Doch auch im Umfeld von „Reform UK“ begann bereits eine politische Sortierung. Der Fall Rupert Lowe, der in den sozialen Medien auffällig häufig genannt wird, zeigt das besonders deutlich. Lowe zog 2024 für „Reform UK“ im Wahlkreis Great Yarmouth ins Unterhaus ein, saß nach dem Bruch mit der Partei und Nigel Farage zunächst als Unabhängiger und wird im britischen Parlamentsprofil inzwischen als Abgeordneter von Restore Britain geführt. (48) „Reform UK“ warf ihm angebliche Drohungen gegen den damaligen Parteivorsitzenden Zia Yusuf sowie Mobbingvorwürfe aus seinem Parlamentsbüro vor – Lowe wies die Vorwürfe zurück. Wegen der angeblichen Drohungen erhob die Staatsanwaltschaft später jedoch keine Anklage. (49) Bei den jüngsten Wahlen gewann Great Yarmouth nach britischen Berichten alle zehn Sitze, in denen die Gruppierung kandidierte. (50) Sichtbar wird ein Klärungsprozess, und rechts von Labour und Konservativen entsteht ein neues politisches Feld, in dem sich Führung, Tonlage, Organisation und regionale Verankerung erst herausbilden.

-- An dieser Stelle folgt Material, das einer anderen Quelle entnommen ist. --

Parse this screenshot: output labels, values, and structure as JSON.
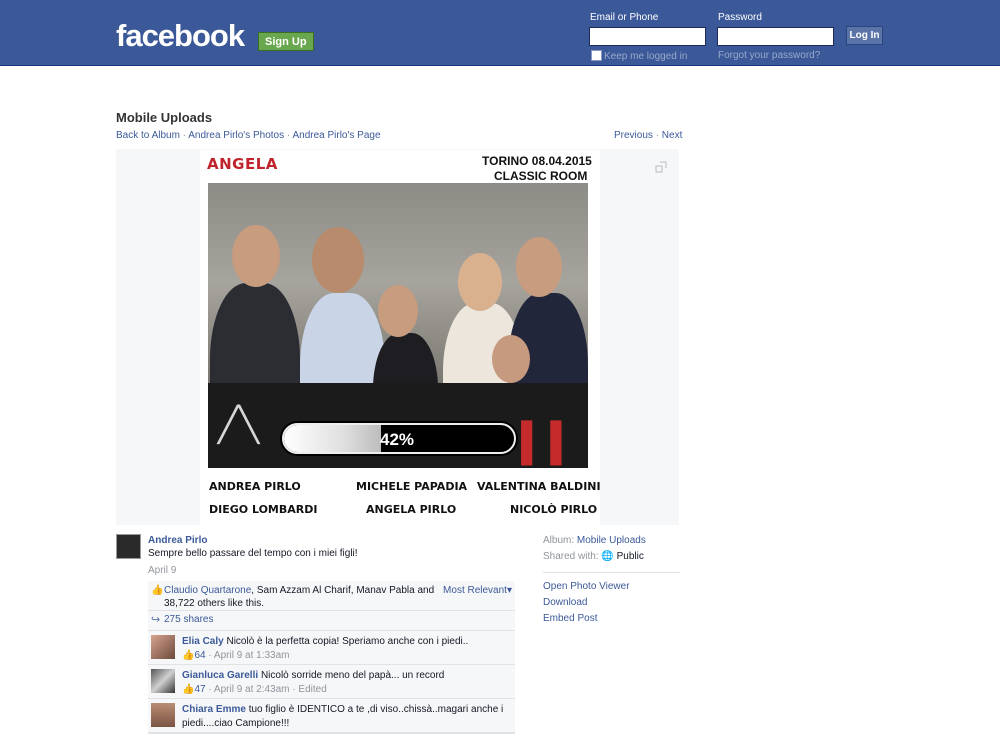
{
  "header": {
    "logo": "facebook",
    "signup": "Sign Up",
    "email_label": "Email or Phone",
    "password_label": "Password",
    "login_button": "Log In",
    "keep_logged": "Keep me logged in",
    "forgot": "Forgot your password?"
  },
  "album": {
    "title": "Mobile Uploads",
    "breadcrumb": [
      "Back to Album",
      "Andrea Pirlo's Photos",
      "Andrea Pirlo's Page"
    ],
    "previous": "Previous",
    "next": "Next"
  },
  "poster": {
    "name": "ANGELA",
    "date": "TORINO 08.04.2015",
    "room": "CLASSIC ROOM",
    "progress_percent": 42,
    "progress_label": "42%",
    "captions": [
      "ANDREA PIRLO",
      "MICHELE PAPADIA",
      "VALENTINA BALDINI",
      "DIEGO LOMBARDI",
      "ANGELA PIRLO",
      "NICOLÒ PIRLO"
    ]
  },
  "post": {
    "author": "Andrea Pirlo",
    "text": "Sempre bello passare del tempo con i miei figli!",
    "date": "April 9",
    "likes_first": "Claudio Quartarone",
    "likes_rest": ", Sam Azzam Al Charif, Manav Pabla and",
    "likes_line2": "38,722 others like this.",
    "most_relevant": "Most Relevant",
    "shares": "275 shares"
  },
  "comments": [
    {
      "name": "Elia Caly",
      "text": "Nicolò è la perfetta copia! Speriamo anche con i piedi..",
      "likes": "64",
      "meta": "· April 9 at 1:33am"
    },
    {
      "name": "Gianluca Garelli",
      "text": "Nicolò sorride meno del papà... un record",
      "likes": "47",
      "meta": "· April 9 at 2:43am · Edited"
    },
    {
      "name": "Chiara Emme",
      "text": "tuo figlio è IDENTICO a te ,di viso..chissà..magari anche i",
      "text2": "piedi....ciao Campione!!!",
      "likes": "",
      "meta": ""
    }
  ],
  "side": {
    "album_label": "Album:",
    "album_value": "Mobile Uploads",
    "shared_label": "Shared with:",
    "shared_value": "Public",
    "links": [
      "Open Photo Viewer",
      "Download",
      "Embed Post"
    ]
  },
  "colors": {
    "brand": "#3b5998",
    "signup": "#69a74e",
    "poster_red": "#c0232c"
  }
}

Es wäre analytisch falsch, „Reform UK“ als bloßes Sammelbecken gekränkter Ressentiments zu beschreiben. Diese Herabsetzung ist Teil des Problems. Sie bestätigt den Wählern genau jene Verachtung, gegen die sie stimmen. Wer Millionen Bürger als dumpfe Wutbürger, als fremdenfeindlich, ungebildet oder manipuliert abtut, liefert ihnen den nächsten Grund, sich noch entschiedener abzuwenden. Politische Vertretung beginnt dort, wo man den Bürger ernst nimmt, anstatt sie wegen ihrer Wahlentscheidung moralisch abzuwerten.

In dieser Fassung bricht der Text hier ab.